I disagree, I think this would be very inconvenient to users if some of their libraries went with override def toString and some with override def toString(), at the call-site you have no idea which one you should use, and your code might break in the future if libraries start moving from defining toString() to toString.

1 Like

I still think it would be good to start enforcing this consistency, also for methods overriding Java methods. I can see that it would be annoying though, e.g., when you’d like to write toStirng but are forced into toString().

Maybe instead of a general exception, a specific one for toString and hashCode?

We could also emit a warning when compiling a def toString() / def hashCode(), saying that nullary (with @deprecatedNilary) is preferred.

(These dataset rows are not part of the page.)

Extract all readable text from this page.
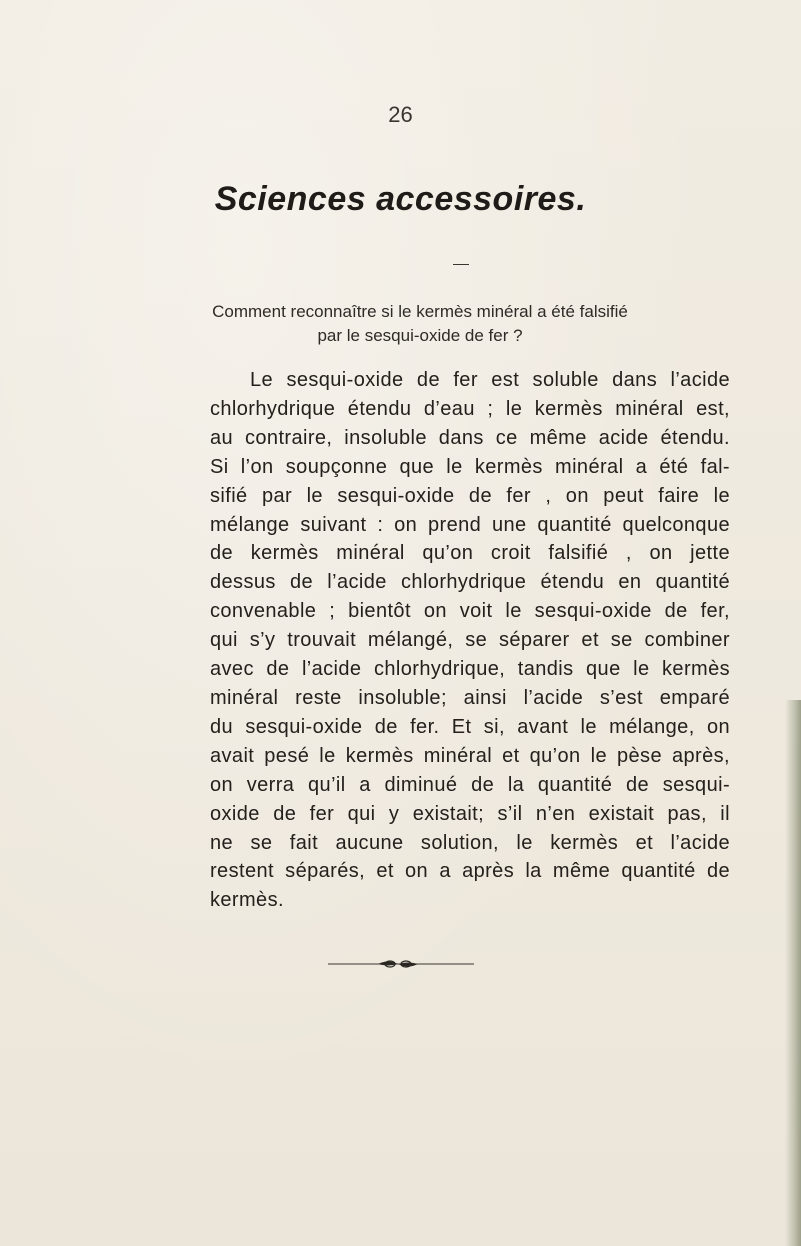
26
Sciences accessoires.
Comment reconnaître si le kermès minéral a été falsifié
par le sesqui-oxide de fer ?
Le sesqui-oxide de fer est soluble dans l’acide
chlorhydrique étendu d’eau ; le kermès minéral est,
au contraire, insoluble dans ce même acide étendu.
Si l’on soupçonne que le kermès minéral a été fal-
sifié par le sesqui-oxide de fer , on peut faire le
mélange suivant : on prend une quantité quelconque
de kermès minéral qu’on croit falsifié , on jette
dessus de l’acide chlorhydrique étendu en quantité
convenable ; bientôt on voit le sesqui-oxide de fer,
qui s’y trouvait mélangé, se séparer et se combiner
avec de l’acide chlorhydrique, tandis que le kermès
minéral reste insoluble; ainsi l’acide s’est emparé
du sesqui-oxide de fer. Et si, avant le mélange, on
avait pesé le kermès minéral et qu’on le pèse après,
on verra qu’il a diminué de la quantité de sesqui-
oxide de fer qui y existait; s’il n’en existait pas, il
ne se fait aucune solution, le kermès et l’acide
restent séparés, et on a après la même quantité de
kermès.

@deprecatedNilary would help in this situation.

2 Likes

I might be an outlier, but in my coding style, I enforce that all def f() methods are overridden with def f() and all def f are overridden with def f, regardless of whether they come from Java or not. That also applies for toString and hashCode, which must therefore be overridden as toString() and hashCode(). I found that this is the only way to have consistent code everywhere.

I would not like it if I had to change all my override def toString() into override def toString, but I would do it if it is the only way. But then, we should also consider all Java-defined toString() and hashCode() as being nullary. Otherwise things are not consistent.

3 Likes

Nullary, nilary, night

Two methods compiled down to byte

Then erasure came, made both look the same

Nullary, nilary, night

9 Likes

Well, that made my morning :clap:

Maybe the cost of requiring everyone to adjust their toString / hashCode definitions and callsites is too high for not that much benefit, and dotty’s approach is the right one, I’m still unsure.

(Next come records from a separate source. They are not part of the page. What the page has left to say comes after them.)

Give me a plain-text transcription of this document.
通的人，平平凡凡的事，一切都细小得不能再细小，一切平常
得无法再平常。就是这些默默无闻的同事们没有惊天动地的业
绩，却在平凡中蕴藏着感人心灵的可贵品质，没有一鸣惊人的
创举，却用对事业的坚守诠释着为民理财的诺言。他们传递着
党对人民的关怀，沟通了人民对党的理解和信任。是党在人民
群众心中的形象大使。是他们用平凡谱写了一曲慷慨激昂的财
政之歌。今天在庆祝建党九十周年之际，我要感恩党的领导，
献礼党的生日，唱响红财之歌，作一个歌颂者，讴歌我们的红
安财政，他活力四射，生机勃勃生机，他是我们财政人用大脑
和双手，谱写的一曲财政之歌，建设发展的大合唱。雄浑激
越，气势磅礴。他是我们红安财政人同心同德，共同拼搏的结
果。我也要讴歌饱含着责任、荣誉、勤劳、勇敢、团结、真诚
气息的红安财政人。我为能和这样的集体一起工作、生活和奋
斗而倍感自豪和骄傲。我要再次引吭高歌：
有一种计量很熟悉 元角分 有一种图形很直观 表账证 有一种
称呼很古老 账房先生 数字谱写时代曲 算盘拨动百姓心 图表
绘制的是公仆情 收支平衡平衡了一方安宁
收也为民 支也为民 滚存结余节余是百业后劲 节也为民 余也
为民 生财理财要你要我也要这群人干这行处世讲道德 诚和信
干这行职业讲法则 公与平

I worry a little bit about the compiler efficiency of the check allOverriddenSymbols.exists(test).

For toString and hashCode specifically, I’m pretty convinced we should recommend for them to be defined nullary in Scala code. We had a discussion about when to put the () parameter list in the collections redesign. The conclusion was to mark methods nilary that have side-effects (like clear(), flush()), but not all methods that break referential transparency (like iterator).

Maybe, I’m still thinking about this. If we do it (even with @deprecatedNullary), we enforce all overriding definitions and all callsites need to be changed to nullary.

1 Like

What about class constructors? If you define a secondary constructor with () you can call it without:

scala> class C(i: Int) { def this() = this(1) }
defined class C

scala> new C
res14: C = C@2f617c06

But you cannot define it without ():

scala> class C(i: Int) { def this = this(1) }
<console>:1: error: auxiliary constructor needs non-implicit parameter list
2 Likes

Thanks for bringing constructors to the table, I’ll look into it.